Il tutto mentre Netanyahu è nella bufera dopo che lui e altri 4 alti ufficiali hanno ricevuto una lettera-avviso da una Commissione di indagine statale sul cosiddetto affare dei sottomarini acquistati dal gruppo navale tedesco Thyssenkrupp per un valore di due miliardi di dollari, che è stato sotto esame per possibile corruzione. Il premier - si sottolinea - ha preso decisioni con «implicazioni significative per la sicurezza» senza un processo decisionale ordinato, scavalcando il proprio governo per raggiungere accordi con la Germania. Lui respinge ogni accusa, sostenendo - secondo il suo ufficio - che l'acquisto «sottomarini è un elemento centrale per la sicurezza nazionale di Israele e per garantire la sua esistenza contro l'Iran».
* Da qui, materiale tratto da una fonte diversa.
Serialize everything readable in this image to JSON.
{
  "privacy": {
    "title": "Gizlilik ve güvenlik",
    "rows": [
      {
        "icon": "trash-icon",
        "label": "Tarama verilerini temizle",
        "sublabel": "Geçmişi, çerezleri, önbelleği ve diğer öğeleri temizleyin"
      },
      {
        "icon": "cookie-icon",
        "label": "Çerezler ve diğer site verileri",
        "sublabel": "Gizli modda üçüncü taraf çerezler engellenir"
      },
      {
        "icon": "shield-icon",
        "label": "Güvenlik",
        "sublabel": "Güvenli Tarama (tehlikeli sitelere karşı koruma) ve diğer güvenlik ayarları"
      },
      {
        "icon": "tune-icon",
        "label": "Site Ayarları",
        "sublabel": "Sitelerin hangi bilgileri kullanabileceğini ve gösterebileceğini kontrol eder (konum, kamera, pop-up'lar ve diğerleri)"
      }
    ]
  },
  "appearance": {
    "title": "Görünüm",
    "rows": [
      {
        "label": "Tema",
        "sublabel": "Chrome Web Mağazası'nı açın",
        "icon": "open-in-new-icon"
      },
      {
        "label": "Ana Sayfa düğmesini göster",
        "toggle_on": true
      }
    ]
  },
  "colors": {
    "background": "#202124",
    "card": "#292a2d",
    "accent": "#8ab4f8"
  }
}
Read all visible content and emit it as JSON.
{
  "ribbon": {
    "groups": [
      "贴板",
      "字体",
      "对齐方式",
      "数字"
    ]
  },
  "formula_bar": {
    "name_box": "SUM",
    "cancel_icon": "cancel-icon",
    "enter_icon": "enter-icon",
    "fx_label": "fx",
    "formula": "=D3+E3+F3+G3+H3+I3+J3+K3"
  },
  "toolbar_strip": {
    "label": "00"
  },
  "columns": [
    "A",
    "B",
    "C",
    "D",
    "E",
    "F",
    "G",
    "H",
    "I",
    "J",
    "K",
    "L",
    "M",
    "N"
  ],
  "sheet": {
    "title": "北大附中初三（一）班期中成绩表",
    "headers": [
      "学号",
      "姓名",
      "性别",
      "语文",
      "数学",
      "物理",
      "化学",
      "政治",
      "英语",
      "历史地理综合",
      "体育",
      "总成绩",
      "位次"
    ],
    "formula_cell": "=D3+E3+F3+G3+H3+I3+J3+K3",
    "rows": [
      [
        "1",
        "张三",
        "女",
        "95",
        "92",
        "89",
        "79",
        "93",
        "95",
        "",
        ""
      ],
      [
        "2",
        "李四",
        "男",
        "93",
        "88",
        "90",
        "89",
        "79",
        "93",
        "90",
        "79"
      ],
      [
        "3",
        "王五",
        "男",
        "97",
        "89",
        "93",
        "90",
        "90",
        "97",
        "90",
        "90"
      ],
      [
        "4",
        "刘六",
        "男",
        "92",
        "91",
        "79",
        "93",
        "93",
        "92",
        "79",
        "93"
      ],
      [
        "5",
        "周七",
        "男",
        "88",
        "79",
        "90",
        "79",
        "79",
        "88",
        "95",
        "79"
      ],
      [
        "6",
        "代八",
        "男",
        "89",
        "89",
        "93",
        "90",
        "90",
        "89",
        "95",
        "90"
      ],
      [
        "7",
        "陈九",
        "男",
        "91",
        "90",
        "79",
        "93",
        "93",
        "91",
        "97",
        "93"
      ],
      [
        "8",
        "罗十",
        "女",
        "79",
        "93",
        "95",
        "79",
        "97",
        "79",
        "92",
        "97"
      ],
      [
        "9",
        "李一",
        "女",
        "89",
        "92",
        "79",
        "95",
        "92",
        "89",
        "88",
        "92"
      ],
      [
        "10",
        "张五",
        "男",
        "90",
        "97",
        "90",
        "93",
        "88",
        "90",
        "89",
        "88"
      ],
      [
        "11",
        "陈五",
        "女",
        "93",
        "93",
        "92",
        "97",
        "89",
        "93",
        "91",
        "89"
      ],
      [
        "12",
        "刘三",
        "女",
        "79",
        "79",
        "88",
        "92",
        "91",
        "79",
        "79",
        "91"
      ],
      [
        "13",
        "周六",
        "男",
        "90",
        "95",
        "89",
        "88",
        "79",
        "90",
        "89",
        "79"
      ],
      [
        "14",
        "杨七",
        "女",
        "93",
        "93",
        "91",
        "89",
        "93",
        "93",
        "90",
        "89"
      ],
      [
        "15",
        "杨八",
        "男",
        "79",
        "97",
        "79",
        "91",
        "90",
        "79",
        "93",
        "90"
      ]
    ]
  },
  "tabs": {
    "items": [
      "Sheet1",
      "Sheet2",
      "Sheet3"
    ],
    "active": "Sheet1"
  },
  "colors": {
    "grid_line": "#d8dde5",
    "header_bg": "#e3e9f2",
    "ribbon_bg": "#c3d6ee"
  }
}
Intanto il ministro della Difesa di Tel Aviv Yoav Gallant è a Washington dove ha incontrato il segretario di stato Usa Antony Blinken e il capo della Cia William Burns, mentre oggi avrà un colloquio con il capo del Pentagono Lloyd Austin, e mercoledì con il consigliere per la sicurezza nazionale Jake Sullivan. Il passaggio alla fase 3 della campagna militare a Gaza, che comprende la sconfitta degli ultimi battaglioni di Hamas a Rafah, «impatterà sugli sviluppi in tutti gli altri fronti, e Israele si sta preparando ad ogni scenario sia militare sia diplomatico», dice Gallant, riaffermando poi «il suo impegno a cambiare la situazione di sicurezza al confine» con il Libano. Proprio su questo fronte, l'ufficiale più alto in grado delle forze armate americane, il generale dell'aeronautica e capo dello stato maggiore congiunto C.Q. Brown, avverte che un'offensiva di Israele nel Paese può aumentare il rischio di un conflitto più ampio che attiri l'Iran e i militanti allineati con Teheran, in particolare se l'esistenza di Hezbollah venisse minacciata. «Hezbollah è più potente di Hamas per quanto riguarda capacità complessiva, numero di razzi e simili. E vedrei l'Iran più propenso a fornire un maggiore sostegno», sottolinea: «Tutto ciò potrebbe contribuire ad ampliare il conflitto nella regione e far sì che Israele si preoccupi non solo di ciò che sta accadendo nella parte meridionale del Paese, ma anche di ciò che sta accadendo nel Nord».
«Dal nostro punto di vista, rispetto a dove si trovano le nostre forze e del breve raggio tra Libano e Israele, è più difficile per noi essere in grado di sostenere lo Stato ebraico nello stesso modo in cui lo abbiamo fatto in aprile», aggiunge il generale riferendosi all'attacco iraniano contro l'alleato.